The advice I would give to future dads is when your wife has a craving for something, go get it fast. Whenever you’re out and about call before on your way home and see what she wants. When my wife told me she was first pregnant I though 40 weeks is going to take forever. Now we’re 25 weeks and these last few months have flown by. I would tell people who are expecting whenever there is a sale on diapers, buy them! Well that’s what I did anyways.

 

 

Pro Tip From An Okay Dad

1: Shitty pants When changing a diaper the most important thing is to make sure they are done pooping. Otherwise your day could get a lot shittier. Make sure you wipe their little tush really good and apply diaper cream. Diaper rash cream a pain in the ass. You don’t like your bum itchy pretty sure they don’t either. 
2: Quick draw

When your getting them dresses or undressed. Make sure you got our finger on the trigger when doing so. Triple check that they don’t roll over the edge when putting on pants. For fuck sakes, give them something to keep them occupied. Their is no point getting frustrated when they want to be naked and your trying to dress them. 
3: Suckers are for kids

Always have a soother. Know where they are at all times, because there is nothing worse than a screaming kid who only wants its soother. Common mistake is misplacing them. Remember the brand they like, they are picky little shits. Have more than just four in your house. They will be everywhere that you can’t find when you really need it. 
4: Put that shit on repeat 

When your kid finds something that they love and want all the time. Make sure you know it and have it always. Speaking from experience I know every single song from Moana. Some days that is the ONLY thing that will make her happy. Once you find what they like make their favourite thing your new favourite thing. 
5: Sneaky time

Want sexy time? You got to keep that shit quiet. That includes playing with the chicken or rubbing wood gentlemen. There is nothing more disappointing than having a boner and now having to explain yourself. Practice safe sex. Don’t want anymore running around right away. 

Double Check The Playbook

When you are packing your gym bag, you grab shoes, shorts and extra shit that you need. See I thought it was the same thing when packing the diaper bag. That’s a huge negative. I felt like I was getting ready for a four day hiking trip. Between bottles, diapers, blankets, and soothers I thought I had it all. Trust me, you need extra of everything.

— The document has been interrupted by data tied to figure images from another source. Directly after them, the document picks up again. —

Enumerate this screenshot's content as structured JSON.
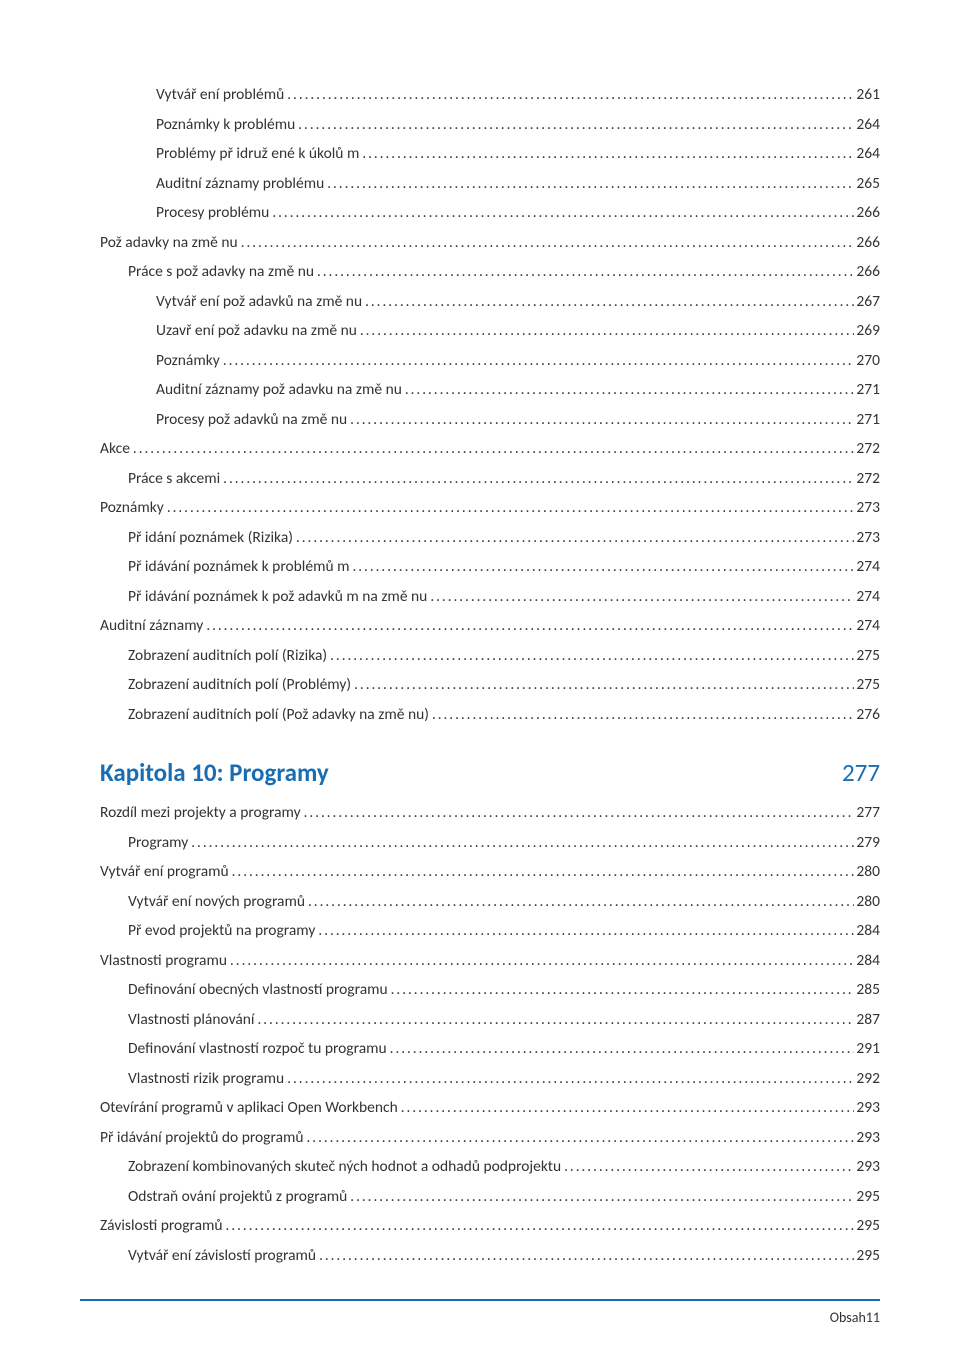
{
  "colors": {
    "chapter": "#1a6db3",
    "footer_line": "#1a6db3",
    "text": "#333333"
  },
  "toc_block_1": [
    {
      "indent": 2,
      "label": "Vytvář ení problémů",
      "page": "261"
    },
    {
      "indent": 2,
      "label": "Poznámky k problému",
      "page": "264"
    },
    {
      "indent": 2,
      "label": "Problémy př idruž ené k úkolů m",
      "page": "264"
    },
    {
      "indent": 2,
      "label": "Auditní záznamy problému",
      "page": "265"
    },
    {
      "indent": 2,
      "label": "Procesy problému",
      "page": "266"
    },
    {
      "indent": 0,
      "label": "Pož adavky na změ nu",
      "page": "266"
    },
    {
      "indent": 1,
      "label": "Práce s pož adavky na změ nu",
      "page": "266"
    },
    {
      "indent": 2,
      "label": "Vytvář ení pož adavků  na změ nu",
      "page": "267"
    },
    {
      "indent": 2,
      "label": "Uzavř ení pož adavku na změ nu",
      "page": "269"
    },
    {
      "indent": 2,
      "label": "Poznámky",
      "page": "270"
    },
    {
      "indent": 2,
      "label": "Auditní záznamy pož adavku na změ nu",
      "page": "271"
    },
    {
      "indent": 2,
      "label": "Procesy pož adavků  na změ nu",
      "page": "271"
    },
    {
      "indent": 0,
      "label": "Akce",
      "page": "272"
    },
    {
      "indent": 1,
      "label": "Práce s akcemi",
      "page": "272"
    },
    {
      "indent": 0,
      "label": "Poznámky",
      "page": "273"
    },
    {
      "indent": 1,
      "label": "Př idání poznámek (Rizika)",
      "page": "273"
    },
    {
      "indent": 1,
      "label": "Př idávání poznámek k problémů m",
      "page": "274"
    },
    {
      "indent": 1,
      "label": "Př idávání poznámek k pož adavků m na změ nu",
      "page": "274"
    },
    {
      "indent": 0,
      "label": "Auditní záznamy",
      "page": "274"
    },
    {
      "indent": 1,
      "label": "Zobrazení auditních polí (Rizika)",
      "page": "275"
    },
    {
      "indent": 1,
      "label": "Zobrazení auditních polí (Problémy)",
      "page": "275"
    },
    {
      "indent": 1,
      "label": "Zobrazení auditních polí (Pož adavky na změ nu)",
      "page": "276"
    }
  ],
  "chapter": {
    "title": "Kapitola 10: Programy",
    "page": "277"
  },
  "toc_block_2": [
    {
      "indent": 0,
      "label": "Rozdíl mezi projekty a programy",
      "page": "277"
    },
    {
      "indent": 1,
      "label": "Programy",
      "page": "279"
    },
    {
      "indent": 0,
      "label": "Vytvář ení programů",
      "page": "280"
    },
    {
      "indent": 1,
      "label": "Vytvář ení nových programů",
      "page": "280"
    },
    {
      "indent": 1,
      "label": "Př evod projektů  na programy",
      "page": "284"
    },
    {
      "indent": 0,
      "label": "Vlastnosti programu",
      "page": "284"
    },
    {
      "indent": 1,
      "label": "Definování obecných vlastností programu",
      "page": "285"
    },
    {
      "indent": 1,
      "label": "Vlastnosti plánování",
      "page": "287"
    },
    {
      "indent": 1,
      "label": "Definování vlastností rozpoč tu programu",
      "page": "291"
    },
    {
      "indent": 1,
      "label": "Vlastnosti rizik programu",
      "page": "292"
    },
    {
      "indent": 0,
      "label": "Otevírání programů  v aplikaci Open Workbench",
      "page": "293"
    },
    {
      "indent": 0,
      "label": "Př idávání projektů  do programů",
      "page": "293"
    },
    {
      "indent": 1,
      "label": "Zobrazení kombinovaných skuteč ných hodnot a odhadů  podprojektu",
      "page": "293"
    },
    {
      "indent": 1,
      "label": "Odstraň ování projektů  z programů",
      "page": "295"
    },
    {
      "indent": 0,
      "label": "Závislosti programů",
      "page": "295"
    },
    {
      "indent": 1,
      "label": "Vytvář ení závislostí programů",
      "page": "295"
    }
  ],
  "footer": "Obsah11"
}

The first time I went out with my daughter by myself, I felt like it was going to the weirdest thing to do. Why, you might ask, because I’ve never done anything like this. So the first place we go to is to look at dirt bikes.  We packed up the diaper bag, hopped in my truck and off we went. I decided we should stop at Yamaha and KTM. Well the Yamaha stop went off without a hitch.  As we started the drive to KTM, I smelt something nasty. Good thing KTM, wasn’t that far away. The smell got stronger as we got closer. We parked, I unbuckled the car seat, and the poop fumes crawled up into my nose. I am trying to be calm and cool as I walked through store. A salesman approached us; I felt this nervous feeling go through me. He said “Anything I can help you with?” In my mind I thought to myself “this is a shitty diaper and I don’t want to really talk to you.” I quickly walked by him without saying anything. The poor dude, I felt bad. But I had business to attend too.

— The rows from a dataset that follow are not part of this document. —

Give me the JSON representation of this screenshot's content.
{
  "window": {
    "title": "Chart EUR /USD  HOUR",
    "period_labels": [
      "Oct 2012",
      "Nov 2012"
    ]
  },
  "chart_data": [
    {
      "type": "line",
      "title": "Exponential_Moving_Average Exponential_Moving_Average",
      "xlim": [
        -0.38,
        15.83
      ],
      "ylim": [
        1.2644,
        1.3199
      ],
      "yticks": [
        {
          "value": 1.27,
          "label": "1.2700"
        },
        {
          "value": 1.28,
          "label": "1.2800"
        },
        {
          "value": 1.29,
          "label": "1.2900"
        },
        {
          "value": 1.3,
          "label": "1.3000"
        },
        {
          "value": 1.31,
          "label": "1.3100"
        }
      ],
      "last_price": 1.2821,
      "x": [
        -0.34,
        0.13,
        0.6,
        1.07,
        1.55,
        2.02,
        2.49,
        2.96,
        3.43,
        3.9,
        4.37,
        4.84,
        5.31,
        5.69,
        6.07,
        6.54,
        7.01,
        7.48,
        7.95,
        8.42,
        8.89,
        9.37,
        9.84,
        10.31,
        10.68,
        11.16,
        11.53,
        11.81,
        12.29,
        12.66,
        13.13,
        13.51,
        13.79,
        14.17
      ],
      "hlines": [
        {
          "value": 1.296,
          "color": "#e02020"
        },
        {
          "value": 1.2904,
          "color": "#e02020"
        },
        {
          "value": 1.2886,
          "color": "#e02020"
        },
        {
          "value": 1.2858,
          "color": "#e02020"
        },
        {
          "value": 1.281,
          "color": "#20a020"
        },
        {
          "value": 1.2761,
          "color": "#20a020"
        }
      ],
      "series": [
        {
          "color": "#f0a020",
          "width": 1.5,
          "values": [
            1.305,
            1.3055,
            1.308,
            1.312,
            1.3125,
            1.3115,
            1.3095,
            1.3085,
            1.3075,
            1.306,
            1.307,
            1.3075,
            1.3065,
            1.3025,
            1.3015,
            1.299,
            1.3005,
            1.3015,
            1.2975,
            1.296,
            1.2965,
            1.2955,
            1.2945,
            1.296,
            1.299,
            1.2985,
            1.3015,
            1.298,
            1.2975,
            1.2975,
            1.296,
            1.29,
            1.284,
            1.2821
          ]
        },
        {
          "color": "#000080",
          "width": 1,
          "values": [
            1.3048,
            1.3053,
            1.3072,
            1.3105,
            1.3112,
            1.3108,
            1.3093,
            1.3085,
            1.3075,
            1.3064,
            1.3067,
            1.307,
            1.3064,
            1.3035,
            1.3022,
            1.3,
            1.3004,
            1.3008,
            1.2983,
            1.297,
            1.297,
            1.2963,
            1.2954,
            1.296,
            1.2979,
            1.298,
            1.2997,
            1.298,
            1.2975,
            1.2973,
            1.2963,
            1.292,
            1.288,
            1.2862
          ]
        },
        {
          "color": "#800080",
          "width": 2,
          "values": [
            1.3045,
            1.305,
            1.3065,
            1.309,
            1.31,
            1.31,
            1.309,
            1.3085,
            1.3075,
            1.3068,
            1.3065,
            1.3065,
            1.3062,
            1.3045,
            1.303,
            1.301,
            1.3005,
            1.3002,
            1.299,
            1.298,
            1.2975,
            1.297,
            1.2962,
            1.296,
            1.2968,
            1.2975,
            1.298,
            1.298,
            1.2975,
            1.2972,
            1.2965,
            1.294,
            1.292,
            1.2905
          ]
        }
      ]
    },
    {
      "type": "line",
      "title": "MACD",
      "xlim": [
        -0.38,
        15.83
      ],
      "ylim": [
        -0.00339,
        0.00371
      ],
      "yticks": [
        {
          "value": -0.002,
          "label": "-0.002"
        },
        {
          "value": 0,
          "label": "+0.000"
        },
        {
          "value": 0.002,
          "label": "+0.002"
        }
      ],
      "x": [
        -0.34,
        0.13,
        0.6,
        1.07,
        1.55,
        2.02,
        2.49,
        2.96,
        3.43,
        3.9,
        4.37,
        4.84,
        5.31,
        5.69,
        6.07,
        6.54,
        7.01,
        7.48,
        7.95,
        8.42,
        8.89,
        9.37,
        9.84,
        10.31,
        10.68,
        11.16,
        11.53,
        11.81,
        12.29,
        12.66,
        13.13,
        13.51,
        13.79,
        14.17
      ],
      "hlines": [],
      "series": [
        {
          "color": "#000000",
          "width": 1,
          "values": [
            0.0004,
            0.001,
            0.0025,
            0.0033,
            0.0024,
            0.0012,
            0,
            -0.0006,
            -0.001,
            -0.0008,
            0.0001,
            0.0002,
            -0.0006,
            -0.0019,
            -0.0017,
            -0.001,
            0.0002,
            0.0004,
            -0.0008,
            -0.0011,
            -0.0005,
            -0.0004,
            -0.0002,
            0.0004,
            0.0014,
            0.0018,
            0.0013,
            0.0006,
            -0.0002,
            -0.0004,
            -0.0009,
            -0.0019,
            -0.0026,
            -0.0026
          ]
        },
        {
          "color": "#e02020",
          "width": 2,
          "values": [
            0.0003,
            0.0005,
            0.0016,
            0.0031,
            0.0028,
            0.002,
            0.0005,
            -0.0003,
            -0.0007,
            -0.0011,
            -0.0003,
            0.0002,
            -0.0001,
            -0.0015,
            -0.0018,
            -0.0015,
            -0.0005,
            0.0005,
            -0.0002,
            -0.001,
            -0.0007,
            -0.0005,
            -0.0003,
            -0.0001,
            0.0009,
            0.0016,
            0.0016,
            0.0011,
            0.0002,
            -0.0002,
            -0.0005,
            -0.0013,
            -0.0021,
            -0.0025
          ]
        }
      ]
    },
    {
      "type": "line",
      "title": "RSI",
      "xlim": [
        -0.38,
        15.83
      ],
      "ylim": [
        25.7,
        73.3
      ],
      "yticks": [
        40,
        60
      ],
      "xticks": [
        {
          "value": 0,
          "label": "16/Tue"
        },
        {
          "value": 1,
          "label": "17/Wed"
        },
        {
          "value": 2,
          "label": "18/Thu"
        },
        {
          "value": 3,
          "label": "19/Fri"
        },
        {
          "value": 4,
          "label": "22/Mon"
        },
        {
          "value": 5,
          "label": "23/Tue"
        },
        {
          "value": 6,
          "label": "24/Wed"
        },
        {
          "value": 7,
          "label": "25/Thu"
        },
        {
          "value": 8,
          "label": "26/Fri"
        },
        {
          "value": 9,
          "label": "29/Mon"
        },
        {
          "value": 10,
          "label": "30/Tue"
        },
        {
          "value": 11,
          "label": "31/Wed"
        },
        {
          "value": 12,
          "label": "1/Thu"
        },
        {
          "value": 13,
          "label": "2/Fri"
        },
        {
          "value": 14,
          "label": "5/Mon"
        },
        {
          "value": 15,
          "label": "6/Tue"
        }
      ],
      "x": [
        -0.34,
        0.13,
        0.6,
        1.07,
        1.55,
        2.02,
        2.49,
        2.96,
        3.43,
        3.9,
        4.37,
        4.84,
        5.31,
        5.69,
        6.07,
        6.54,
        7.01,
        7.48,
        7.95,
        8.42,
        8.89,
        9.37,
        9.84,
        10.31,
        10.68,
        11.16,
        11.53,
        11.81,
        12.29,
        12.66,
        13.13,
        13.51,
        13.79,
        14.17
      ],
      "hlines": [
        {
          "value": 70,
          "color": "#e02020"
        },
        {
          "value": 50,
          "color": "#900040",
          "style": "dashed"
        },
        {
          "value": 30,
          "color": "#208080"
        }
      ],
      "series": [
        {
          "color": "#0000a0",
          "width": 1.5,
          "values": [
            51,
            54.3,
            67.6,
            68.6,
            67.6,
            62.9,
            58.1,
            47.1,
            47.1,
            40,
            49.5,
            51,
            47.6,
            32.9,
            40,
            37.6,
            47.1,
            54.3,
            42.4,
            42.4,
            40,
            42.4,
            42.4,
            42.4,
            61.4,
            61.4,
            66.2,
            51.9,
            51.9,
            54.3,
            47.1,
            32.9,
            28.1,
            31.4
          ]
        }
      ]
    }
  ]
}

Well this weird, the fucking men’s bathroom wasn’t equipped with a change station. This situation just got a bit shitter. But that’s how we roll, prepared for anything. I make a station on the counter, and started changing the diaper. Then I ran I out baby wipes. “Fuck me, I didn’t check” I whispered under my breath. Okay, okay, back up plan. Let me just grab some toilet paper, and soak it in warm water. All the sudden the door came open. It was a fellow dad. I asked him “Hey man, could I grab some baby wipes” Like a low key drug deal, he slid me some wipes. Lesson learned, pack extra shit. Also pack stuff for yourself too.

After that mess, we started to look at dirt bikes and sleds. Between the car seat, and diaper bag I slowly became tired. It almost felt a sled pull drill. Don’t drop the baby and hold the twenty pound diaper bag for an hour. But it’s about the gains bro. You got weights right there. Curl for the girls. Just don’t drop the baby.